Prompt Management in Production

TL;DR

Prompts are code. Version them in Git, test them, deploy via your normal pipeline.
One typo can tank output quality. One "improvement" can double latency. Track changes.
Monitor: latency, token usage, error rate, and — if possible — output quality (sampling, heuristics).

"Just update the prompt" is how production breaks. Here's how to do it right.

Why Prompts Need Discipline

Fragility. "Summarize" vs "Summarise" can change behavior. Extra line breaks matter.
Drift. Someone edits the staging prompt. Forgets to sync prod. Two systems, different behavior.
Cost. Longer prompts = more input tokens = higher cost. Unchecked prompt growth bleeds money.
No rollback. If a prompt change degrades quality, how do you revert? Hope you have a backup?

Prompts as Code

Store prompts in your repo. Not in the LLM provider's dashboard. Not in a random doc.

prompts/
  summarize_ticket.yaml      # or .json, .md — pick one
  suggest_labels.yaml
  faq_answer.yaml

Each file: the prompt template + metadata (model, temperature, max_tokens).

Use a template engine (Jinja, Mustache) to inject variables: {{context}}, {{question}}.

Versioning

Git. Every prompt change is a commit. You get history, diff, blame.
Tag releases. "v1.2 of summarize_ticket" = a specific commit.
Env-specific. Staging can point to main; prod to a tagged release. No surprises.

Testing Prompts

Unit test the template. Does it render? No undefined variables? No broken syntax?
Regression suite. Golden set: 10–50 (input, expected_output) pairs. Run before deploy. If outputs drift, flag it.
A/B or shadow. New prompt runs in shadow; compare to current. Roll out only if metrics improve.

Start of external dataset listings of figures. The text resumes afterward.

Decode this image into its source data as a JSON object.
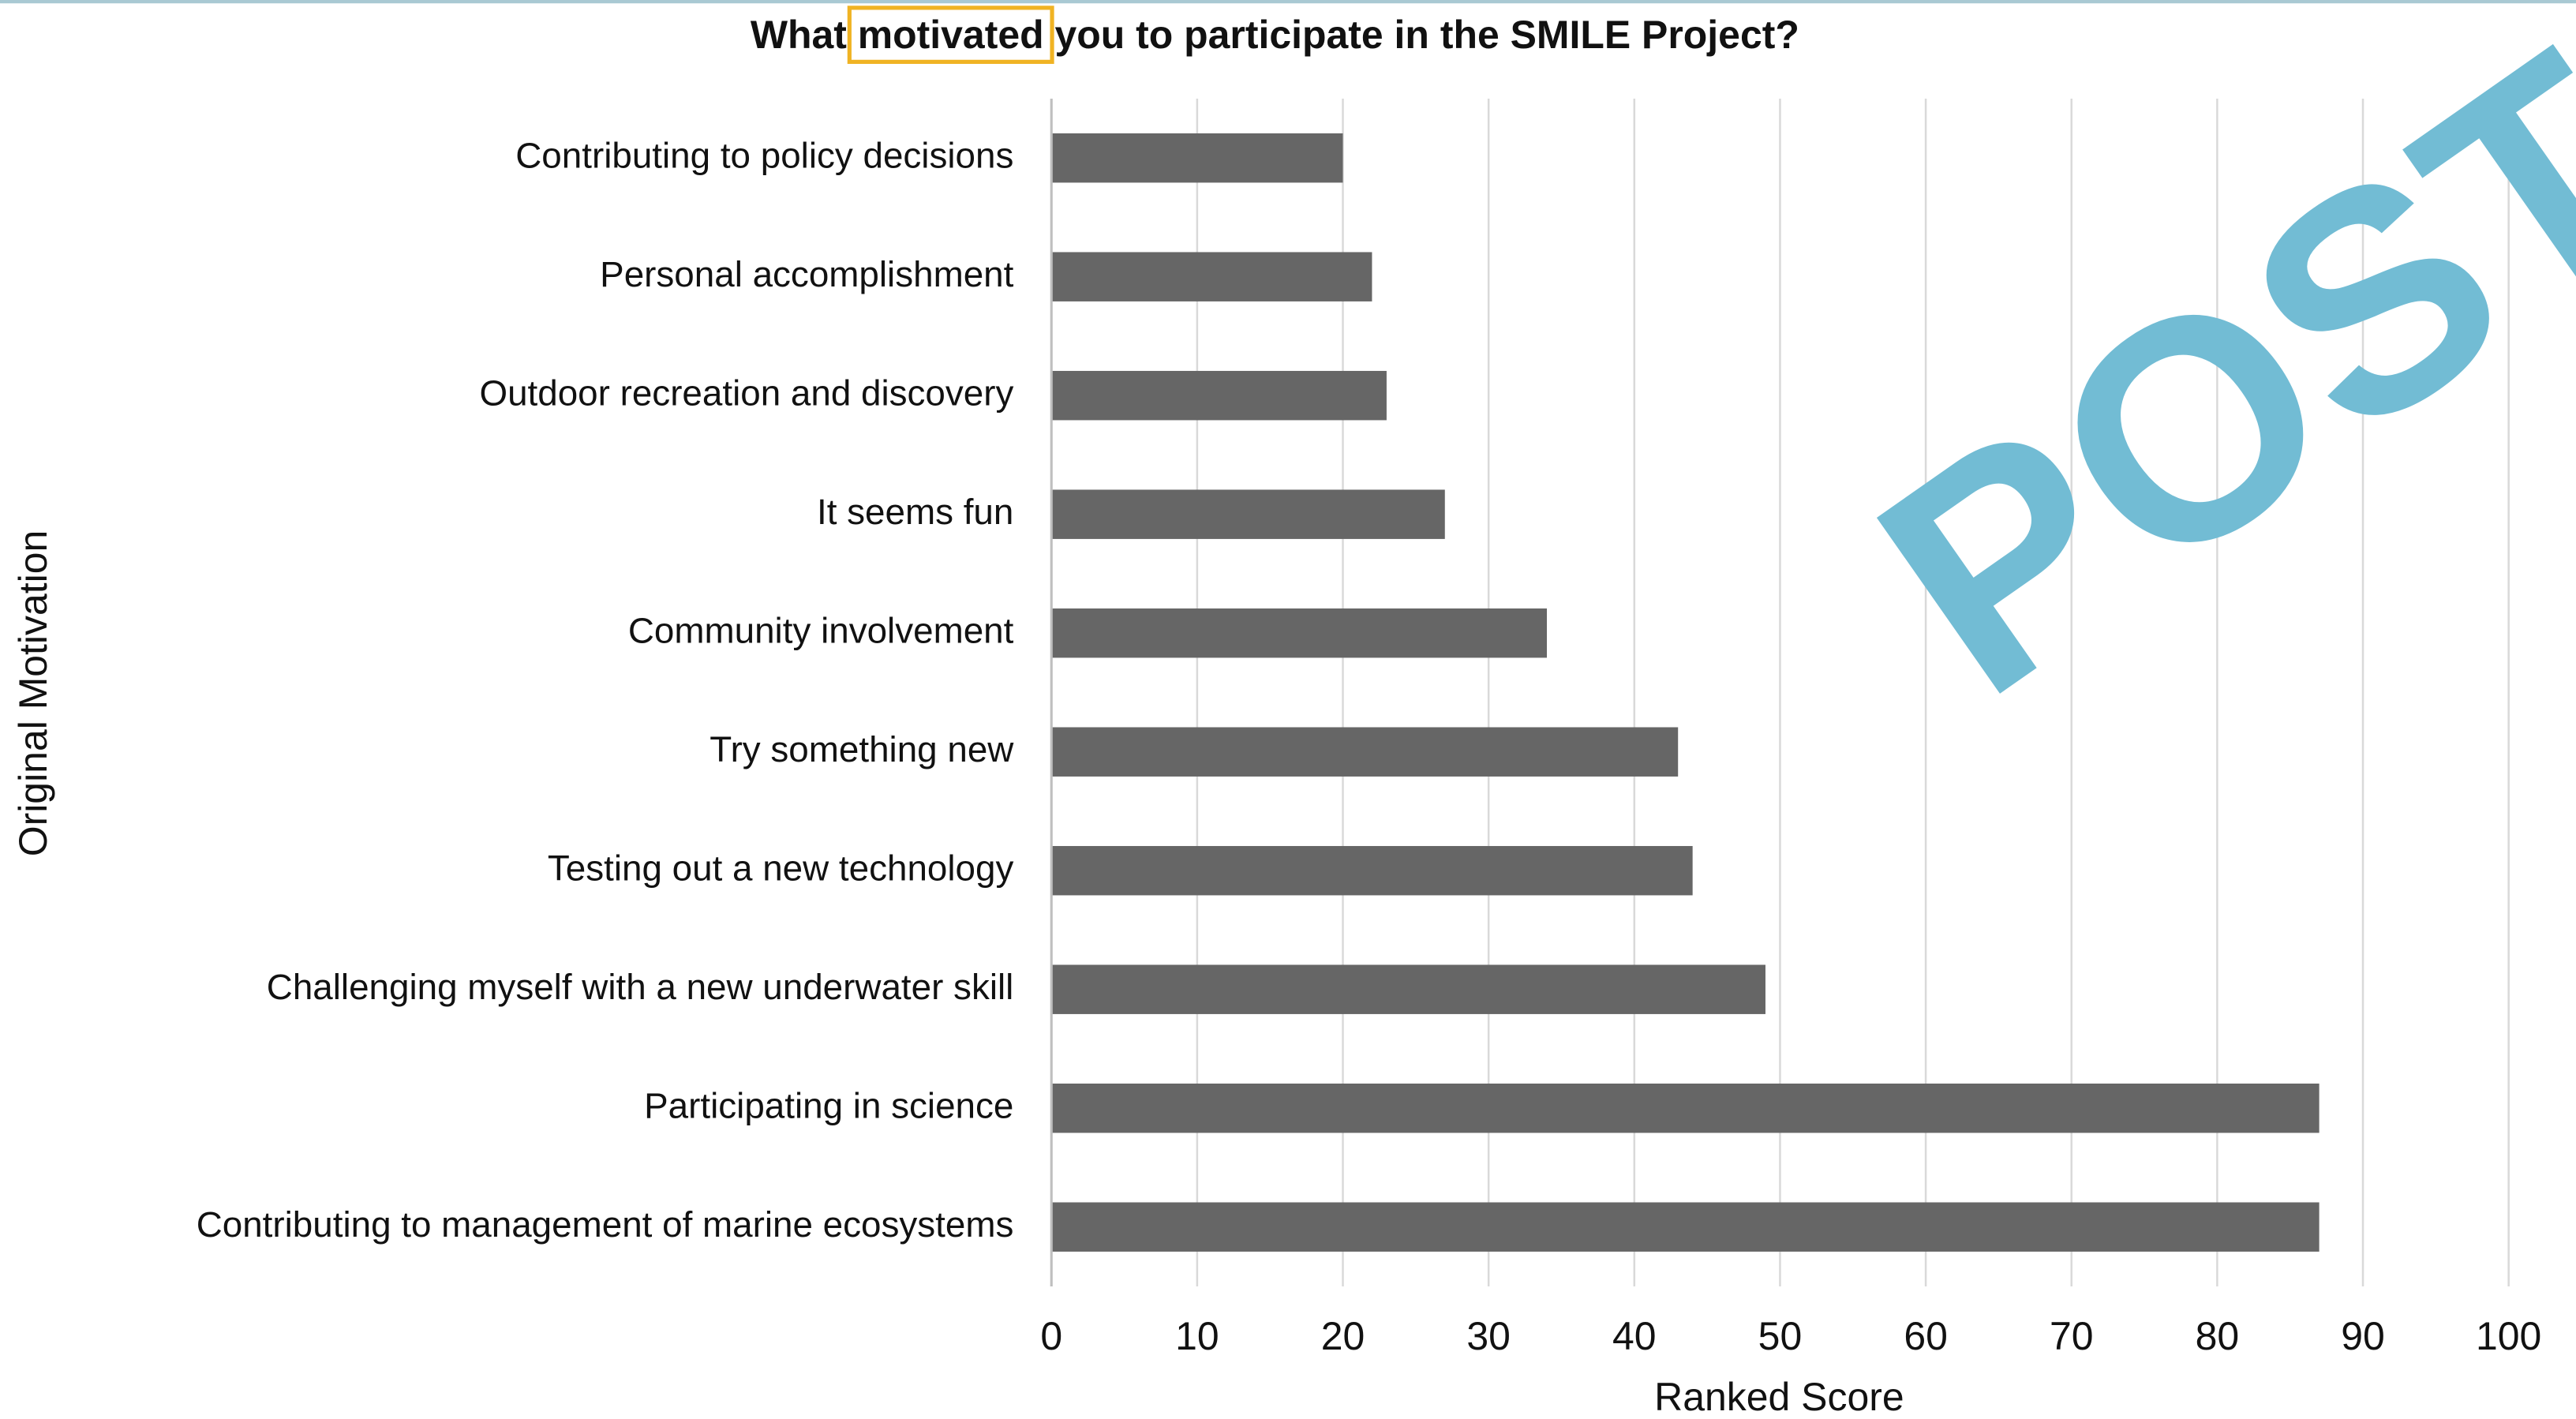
{
  "chart_data": {
    "type": "barh",
    "title": {
      "before": "What",
      "highlight": "motivated",
      "after": "you to participate in the SMILE Project?"
    },
    "xlabel": "Ranked Score",
    "ylabel": "Original Motivation",
    "watermark": "POST",
    "categories": [
      "Contributing to policy decisions",
      "Personal accomplishment",
      "Outdoor recreation and discovery",
      "It seems fun",
      "Community involvement",
      "Try something new",
      "Testing out a new technology",
      "Challenging myself with a new underwater skill",
      "Participating in science",
      "Contributing to management of marine ecosystems"
    ],
    "values": [
      20,
      22,
      23,
      27,
      34,
      43,
      44,
      49,
      87,
      87
    ],
    "color": "#666666",
    "xlim": [
      0,
      100
    ],
    "xticks": [
      0,
      10,
      20,
      30,
      40,
      50,
      60,
      70,
      80,
      90,
      100
    ],
    "grid": true
  }
}
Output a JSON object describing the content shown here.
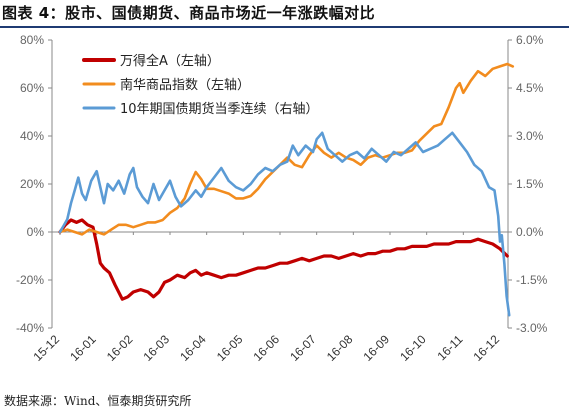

Golden sets are imperfect — LLMs are non-deterministic. Use temperature=0 for tests, or relax "expected" to "contains key phrases" / "satisfies rubric."

Monitoring

Metric	Why
Latency (p50, p99)	Prompt length and model choice affect it. Spikes = problems
Token usage (in/out)	Cost control. Catch runaway prompts
Error rate	API failures, timeouts
Output length	Sudden change = prompt or model change
Quality (sampling)	Manual review of 1% of outputs. Expensive but catches subtle regressions

Rollback

If a prompt goes bad:

Revert the commit. Redeploy.
Or: feature flag to old prompt. Instant switch without full deploy.

# prompts/summarize_ticket.yaml
system: |
You are a support ticket summarizer. Be concise. Output JSON only.
template: |
Summarize this ticket in 2-3 sentences. Include: customer issue, priority signal.
Ticket: {{ ticket_text }}
variables: [ticket_text]
model: gpt-4o-mini
temperature: 0
max_tokens: 200

Quick Check

A prompt change ships. Latency doubles. What should you have had in place?

Do This Next

Audit. Where are your prompts today? Editor? Dashboard? Scattered in code?
Extract one into a file. Add variables. Render it from code. Does it work?
Add one golden test. Single (input, expected) pair. Run it in CI. Make it green.